(4.5 ou 5)
Ce roman est une douceur qui fond dans la bouche du lecteur en 155 pages parfaitement tassées. L'écriture est ciselée, poétique, aussi somptueuse quand elle décrit le quotidien que lorsqu'elle sublime les sentiments. On y évoque la vivacité de la vie, la peinture, la Beauté, l'Amour enfin ! Comment parler de la magnificence de la vie sans parler de l'Amour, et de son corollaire le désir ?!
J'aime cette écriture contemporaine, si simple, et pourtant qui n'est pas exempt de lyrisme, qui ne se regarde pas écrire, mais qui coule inlassablement de la plume de l'auteur au cœur du lecteur.
Je me dis que je connais si peu la littérature française, parce que je me suis si profondément perdue dans la littérature étrangère avec un appétit certain, constant, insatiable, que j'en ai perdu de vue la beauté de ma propre langue, de ce qu'elle peut faire naître en moi de nostalgie et de douces sensations. Après Gadenne, Goffette vient de nouveau titiller en moi cette envie d'explorer la littérature française du XXe, de ces auteurs qui m'apparaissent aujourd'hui méconnus, afin de retrouver cette émotion brute, ce flot renversant qui m'a submergé lors de ces lectures.
Pierre sait déja et ne sait pas encore que cette jeune femme qui se réchauffe dans ses yeux va l'entraîner jusqu'au bout de lui-même. Il sait déjà et ne sait pas encore que l'eau, quand elle monte d'un regard de femme, peut tout renverser, et qu'il n'y a pas de mur qui tienne, surtout si le mur est un homme qui vit et vibre dans l'azur comme un violoncelle. Il sait déja et ne sait pas encore que l'eau est première et femme et nue, qu'en elle toutes les couleurs se lavent de la nuit et fleurissent dans la lumière. Pour l'heure, il regarde cette femme comme il n'a jamais regardé personne. Ou alors, il était quelqu'un d'autre et il ne s'en souvient plus. II lui semble qu'avec elle le monde recommence et qu'il vient de naître. Un arbre jeune dans le soleil, qui attend d'avoir toutes ses feuilles pour parler. Toutes.
N'empêche, avec un avenir de poche, dites, qu'est-ce qu'on peut faire si le seul homme qu'on a au travers du coeur, tous se le disputent, et ce qui reste, c'est de la poudre de perlimpinpin ? Qu'est-ce qu'on peut faire, si ce n'est l'arracher encore et encore avec les armes qu'il faut, et les baisers, les promesses et les sanglots? Qu'est-ce qu'on peut faire quand on n'est rien qu'une brûlure sous la peau qui crie, contre cette maîtresse plus forte que toutes : la peinture ? sinon devenir sa couche même, ses draps de lin, sa sueur, la beauté insoumise de son oeil et son désir dévorant.
Peuplé de voix et de couleurs, le jardin d'enfance persiste en nous, royal malgré la chute et l'exil du roi; il rafraîchit les déserts traversés de l'âge, rattrape l'aveugle dans la musique, le sourd dans la contemplation. Toujours ce qui manque à nos vies, cet innommable vide tout à coup derrière la nuque, qui nous remplit de regrets, de remords, de nostalgie, toujours a la forme d'un jardin. Il y a des arbres, de l'herbe, des parterres de fleurs et peut-être un coin d'ombre où nous ne sommes jamais allés, qui nous faisait peur parce qu'il nous attirait avec trop de violence. C'est là sans doute que le secret de notre destin fut scellé et nul ne peut le connaître sans mourir aussitôt.

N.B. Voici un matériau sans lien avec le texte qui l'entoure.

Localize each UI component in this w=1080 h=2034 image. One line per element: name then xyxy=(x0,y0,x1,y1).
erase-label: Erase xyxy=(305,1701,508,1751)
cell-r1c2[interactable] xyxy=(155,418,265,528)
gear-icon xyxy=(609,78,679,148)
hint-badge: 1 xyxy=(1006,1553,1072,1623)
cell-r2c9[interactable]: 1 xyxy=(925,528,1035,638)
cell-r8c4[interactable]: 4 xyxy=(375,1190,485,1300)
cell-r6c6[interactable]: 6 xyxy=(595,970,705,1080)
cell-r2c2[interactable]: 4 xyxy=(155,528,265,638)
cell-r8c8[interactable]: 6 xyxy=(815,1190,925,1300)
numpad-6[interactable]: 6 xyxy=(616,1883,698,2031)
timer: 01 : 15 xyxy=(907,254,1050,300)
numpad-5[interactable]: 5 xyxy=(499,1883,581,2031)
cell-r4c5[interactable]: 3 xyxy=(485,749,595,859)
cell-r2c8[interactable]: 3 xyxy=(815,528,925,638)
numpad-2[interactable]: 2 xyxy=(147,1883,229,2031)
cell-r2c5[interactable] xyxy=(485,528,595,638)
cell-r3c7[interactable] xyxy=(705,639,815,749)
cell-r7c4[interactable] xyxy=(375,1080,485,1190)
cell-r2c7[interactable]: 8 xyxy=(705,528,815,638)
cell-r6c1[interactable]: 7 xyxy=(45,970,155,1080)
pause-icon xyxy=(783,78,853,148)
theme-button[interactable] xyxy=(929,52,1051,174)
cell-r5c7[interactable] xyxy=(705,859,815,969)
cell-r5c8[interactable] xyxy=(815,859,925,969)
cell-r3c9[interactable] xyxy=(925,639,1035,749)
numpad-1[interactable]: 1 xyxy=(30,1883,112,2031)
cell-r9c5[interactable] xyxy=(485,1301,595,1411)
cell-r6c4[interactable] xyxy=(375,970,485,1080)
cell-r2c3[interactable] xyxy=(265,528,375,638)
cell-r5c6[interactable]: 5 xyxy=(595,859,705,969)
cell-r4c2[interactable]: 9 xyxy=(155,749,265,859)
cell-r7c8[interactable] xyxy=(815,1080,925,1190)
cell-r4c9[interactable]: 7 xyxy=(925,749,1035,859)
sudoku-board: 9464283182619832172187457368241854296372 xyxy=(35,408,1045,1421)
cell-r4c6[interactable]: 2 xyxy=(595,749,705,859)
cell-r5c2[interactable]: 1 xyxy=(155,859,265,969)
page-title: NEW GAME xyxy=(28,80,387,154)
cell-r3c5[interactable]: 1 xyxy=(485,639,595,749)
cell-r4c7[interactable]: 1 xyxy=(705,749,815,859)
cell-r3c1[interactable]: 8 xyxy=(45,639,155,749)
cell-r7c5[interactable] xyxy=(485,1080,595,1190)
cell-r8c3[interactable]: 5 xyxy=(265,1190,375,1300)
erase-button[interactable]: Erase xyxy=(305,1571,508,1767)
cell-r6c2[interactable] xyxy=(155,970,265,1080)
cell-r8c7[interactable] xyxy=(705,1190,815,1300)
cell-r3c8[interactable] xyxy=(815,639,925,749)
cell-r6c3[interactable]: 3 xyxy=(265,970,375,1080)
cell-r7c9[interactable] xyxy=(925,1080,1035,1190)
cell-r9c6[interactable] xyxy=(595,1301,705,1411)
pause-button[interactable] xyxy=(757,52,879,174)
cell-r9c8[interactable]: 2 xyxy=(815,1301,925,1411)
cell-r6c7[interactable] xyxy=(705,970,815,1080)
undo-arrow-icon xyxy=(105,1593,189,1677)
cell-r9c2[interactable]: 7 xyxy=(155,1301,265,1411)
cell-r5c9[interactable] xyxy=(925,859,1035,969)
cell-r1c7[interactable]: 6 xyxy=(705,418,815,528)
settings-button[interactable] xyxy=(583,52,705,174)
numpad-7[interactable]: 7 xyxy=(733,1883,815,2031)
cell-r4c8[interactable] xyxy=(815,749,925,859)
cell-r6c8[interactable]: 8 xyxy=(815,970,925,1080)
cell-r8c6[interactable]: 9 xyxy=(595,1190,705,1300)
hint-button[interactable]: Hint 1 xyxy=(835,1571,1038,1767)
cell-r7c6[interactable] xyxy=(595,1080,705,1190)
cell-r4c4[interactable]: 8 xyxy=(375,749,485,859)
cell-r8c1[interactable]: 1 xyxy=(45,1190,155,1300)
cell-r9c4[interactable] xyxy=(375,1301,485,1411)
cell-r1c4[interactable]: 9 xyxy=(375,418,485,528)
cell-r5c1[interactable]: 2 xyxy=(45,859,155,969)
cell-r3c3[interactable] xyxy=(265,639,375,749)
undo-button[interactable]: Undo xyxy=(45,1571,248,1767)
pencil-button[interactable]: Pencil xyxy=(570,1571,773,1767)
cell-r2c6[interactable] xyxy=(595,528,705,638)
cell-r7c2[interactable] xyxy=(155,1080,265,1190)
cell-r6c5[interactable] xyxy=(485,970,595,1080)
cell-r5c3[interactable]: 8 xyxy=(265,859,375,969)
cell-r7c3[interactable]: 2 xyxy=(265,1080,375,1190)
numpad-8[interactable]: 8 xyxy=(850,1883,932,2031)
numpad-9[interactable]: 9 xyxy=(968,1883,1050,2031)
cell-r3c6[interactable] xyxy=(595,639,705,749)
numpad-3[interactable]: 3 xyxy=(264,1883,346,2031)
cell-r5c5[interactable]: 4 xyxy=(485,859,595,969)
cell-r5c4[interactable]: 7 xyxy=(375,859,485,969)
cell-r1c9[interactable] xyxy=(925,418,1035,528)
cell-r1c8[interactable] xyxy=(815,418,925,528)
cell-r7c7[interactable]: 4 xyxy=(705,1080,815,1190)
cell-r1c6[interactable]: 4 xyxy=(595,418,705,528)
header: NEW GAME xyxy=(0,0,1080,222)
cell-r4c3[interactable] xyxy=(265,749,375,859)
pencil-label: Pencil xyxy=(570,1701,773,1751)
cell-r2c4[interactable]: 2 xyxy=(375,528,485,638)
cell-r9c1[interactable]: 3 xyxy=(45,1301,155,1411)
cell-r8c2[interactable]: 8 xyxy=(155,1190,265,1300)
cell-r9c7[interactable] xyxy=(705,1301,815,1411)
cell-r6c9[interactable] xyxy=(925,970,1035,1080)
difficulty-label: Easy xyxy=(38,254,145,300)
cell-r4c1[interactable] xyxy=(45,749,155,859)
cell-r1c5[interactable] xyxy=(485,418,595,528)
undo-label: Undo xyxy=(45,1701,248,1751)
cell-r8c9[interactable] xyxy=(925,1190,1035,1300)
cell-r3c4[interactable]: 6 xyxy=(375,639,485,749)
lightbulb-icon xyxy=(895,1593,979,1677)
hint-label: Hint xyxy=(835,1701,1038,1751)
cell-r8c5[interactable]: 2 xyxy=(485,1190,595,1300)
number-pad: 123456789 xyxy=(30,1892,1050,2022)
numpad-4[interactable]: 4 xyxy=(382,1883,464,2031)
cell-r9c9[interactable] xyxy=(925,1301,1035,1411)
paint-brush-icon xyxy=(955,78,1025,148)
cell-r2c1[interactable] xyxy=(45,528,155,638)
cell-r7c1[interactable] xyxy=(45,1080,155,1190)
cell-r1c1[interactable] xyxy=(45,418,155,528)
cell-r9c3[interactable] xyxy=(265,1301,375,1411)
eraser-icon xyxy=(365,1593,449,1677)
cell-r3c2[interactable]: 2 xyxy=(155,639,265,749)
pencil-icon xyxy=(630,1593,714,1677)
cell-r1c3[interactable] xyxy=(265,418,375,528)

Bref, Bonnard n'a eu qu'un tort, c'est de persister à devenir lui-même, à n'être que soi, mais totalement; de dire à voix haute ce que la plupart n'osent plus penser : que le bonheur existe, et l'amour et la beauté, que ce n'est ni d'avant ni d'arrière-garde, et qu'il est sacrément bon de ne chercher que cela. Au fond de soi. Tout au fond. On ne se fait pas d'ennemi à meilleur compte.
Car il est dans l'ordre des rêves que l'homme sauve la femme, on ne sait trop de quel danger. Peut-être de la bête qui dort en lui. Peut-être du vide qui la menace et du temps qui lui pèse comme les générations. Peut-être plus simplement, d'elle-même, du mensonge de la beauté, de son carcan. Afin que, disposant de son corps dans l'étreinte, elle puisse sauver l'homme de la mélancolie de la mort et lui rendre avec la mer le sel inépuisable de l'amour.